Monday, 26 November 2012
How much do People need People?
Shades of Appley Green is about the lives of individuals but it is also about ‘community life’. This is what I often say, but what does that actually mean? Different things to different people, I expect, depending on your interests, age and general circumstances. How much do people need other people? Are they necessary to give you an identity?
You may know I was brought up in Tetbury, a small Gloucestershire town of about 4,000 inhabitants; it gave that sense of belonging, where you felt connected.
Now living in Surrey since 1977, and many more places before that, I have never forgotten that feeling, where you could go down several roads and name each family who lived there. Here in 2012, it is a different world, where former villages have merged into something of a suburban sprawl and acquaintances are nationwide, even global.
Look on any map of Great Britain and you see an enormous mass of villages, but in towns, and even in the London metropolis, there are pockets where you can spot the hub of a community – an old ‘village green’ or park, a church, community hall, a school and a small parade of shops – where residents find a local identity.

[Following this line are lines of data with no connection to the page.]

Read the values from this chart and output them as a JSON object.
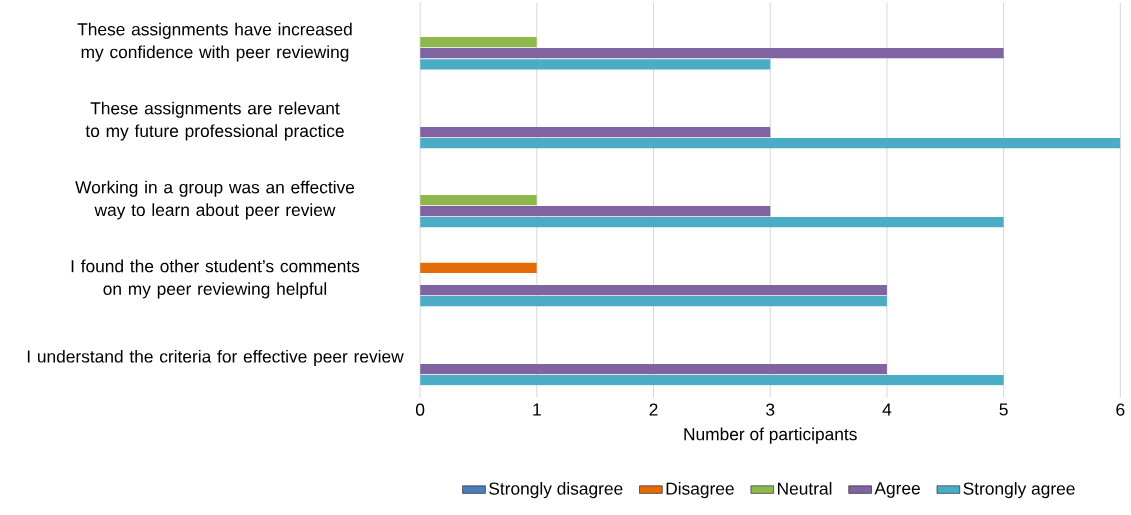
{
  "chart_data": {
    "type": "bar",
    "orientation": "horizontal",
    "categories": [
      "These assignments have increased my confidence with peer reviewing",
      "These assignments are relevant to my future professional practice",
      "Working in a group was an effective way to learn about peer review",
      "I found the other student’s comments on my peer reviewing helpful",
      "I understand the criteria for effective peer review"
    ],
    "series": [
      {
        "name": "Strongly disagree",
        "color": "#4a7ebb",
        "values": [
          0,
          0,
          0,
          0,
          0
        ]
      },
      {
        "name": "Disagree",
        "color": "#e36c09",
        "values": [
          0,
          0,
          0,
          1,
          0
        ]
      },
      {
        "name": "Neutral",
        "color": "#8fb84c",
        "values": [
          1,
          0,
          1,
          0,
          0
        ]
      },
      {
        "name": "Agree",
        "color": "#8064a2",
        "values": [
          5,
          3,
          3,
          4,
          4
        ]
      },
      {
        "name": "Strongly agree",
        "color": "#4bacc6",
        "values": [
          3,
          6,
          5,
          4,
          5
        ]
      }
    ],
    "xlabel": "Number of participants",
    "xlim": [
      0,
      6
    ],
    "xticks": [
      0,
      1,
      2,
      3,
      4,
      5,
      6
    ],
    "grid": "x",
    "legend": "bottom"
  }
}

Before retiring in 2008 I was working as a Community Support Worker – a modest kind of job that involved supporting people with information and a listening ear. For two years I was with an organisation that helped teenage mothers, often lonely, who had little help from family or friends; and following that I went out, armed with a lot of empathy and leaflets, to see people with Parkinson’s. If you read Shades of Appley Green you can see and feel the pulse of village life, and strong characters who struggle and overcome on the one hand, single parenthood and on the other, the loneliness that can come with Parkinson’s. It is, I hope, an uplifting book, not a miserable one, but it does look at the downs as well as the ups of life!

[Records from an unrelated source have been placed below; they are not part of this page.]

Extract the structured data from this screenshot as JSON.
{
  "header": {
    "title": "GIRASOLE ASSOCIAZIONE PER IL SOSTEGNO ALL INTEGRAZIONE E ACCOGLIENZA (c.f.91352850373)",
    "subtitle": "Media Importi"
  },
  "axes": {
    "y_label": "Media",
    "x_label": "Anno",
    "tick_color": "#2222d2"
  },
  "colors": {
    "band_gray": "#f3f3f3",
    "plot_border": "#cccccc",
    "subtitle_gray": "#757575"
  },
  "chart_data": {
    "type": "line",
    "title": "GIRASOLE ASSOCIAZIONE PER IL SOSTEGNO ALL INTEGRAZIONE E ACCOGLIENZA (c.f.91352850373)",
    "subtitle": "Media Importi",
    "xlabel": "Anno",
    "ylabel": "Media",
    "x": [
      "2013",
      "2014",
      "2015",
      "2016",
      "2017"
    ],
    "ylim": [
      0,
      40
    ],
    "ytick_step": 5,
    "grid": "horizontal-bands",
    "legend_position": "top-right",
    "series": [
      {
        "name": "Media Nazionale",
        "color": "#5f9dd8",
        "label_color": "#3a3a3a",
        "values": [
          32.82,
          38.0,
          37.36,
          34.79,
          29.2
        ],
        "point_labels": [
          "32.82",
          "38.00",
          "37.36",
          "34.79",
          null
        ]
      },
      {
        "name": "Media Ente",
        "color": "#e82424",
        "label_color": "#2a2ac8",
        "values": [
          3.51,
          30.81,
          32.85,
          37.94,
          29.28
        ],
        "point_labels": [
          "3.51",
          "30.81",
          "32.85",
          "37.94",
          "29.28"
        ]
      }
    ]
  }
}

Homo sapiens is hard-wired to be tribal – that is my belief. There is a basic instinct in us that drives us to belong – whether to a family, friends,neighbourhood, club, profession or via the Internet – social networking! ‘No man is an island’ – who said that? Birthdays, weddings, and funerals are usually celebrated or marked in the company of our ‘tribal group’. In evolution, there was strength in numbers, co-operation was key to survival. Lone individuals or nuclear families proved inadequate to defend themselves or their territory. They needed back-up and, later, division of labour.
Of course, there are introverts and extroverts, requiring company and solitary hours in varying proportions. Personally I happily spend hours alone absorbed in what I am doing, but always in the knowledge that I regularly meet up with friends and family. I know gregarious people who can scarcely bear to spend five minutes on their own. I have visited (and been welcomed!) by people living alone insisting they are quite happy and do not need people at all; but then it slips out in conversation that they are on anti-depressants and wonder why they have a constant feeling of anxiety hanging over them.
I was wondering how the rest of you feel on this? Would you be one of those who claim you would be fine on that ‘desert island’? Or, are you a socialite who needs constant interaction? Are you able to achieve the optimum levels of company/solitude or is this something you don’t even think about or aim for? I’d love to know.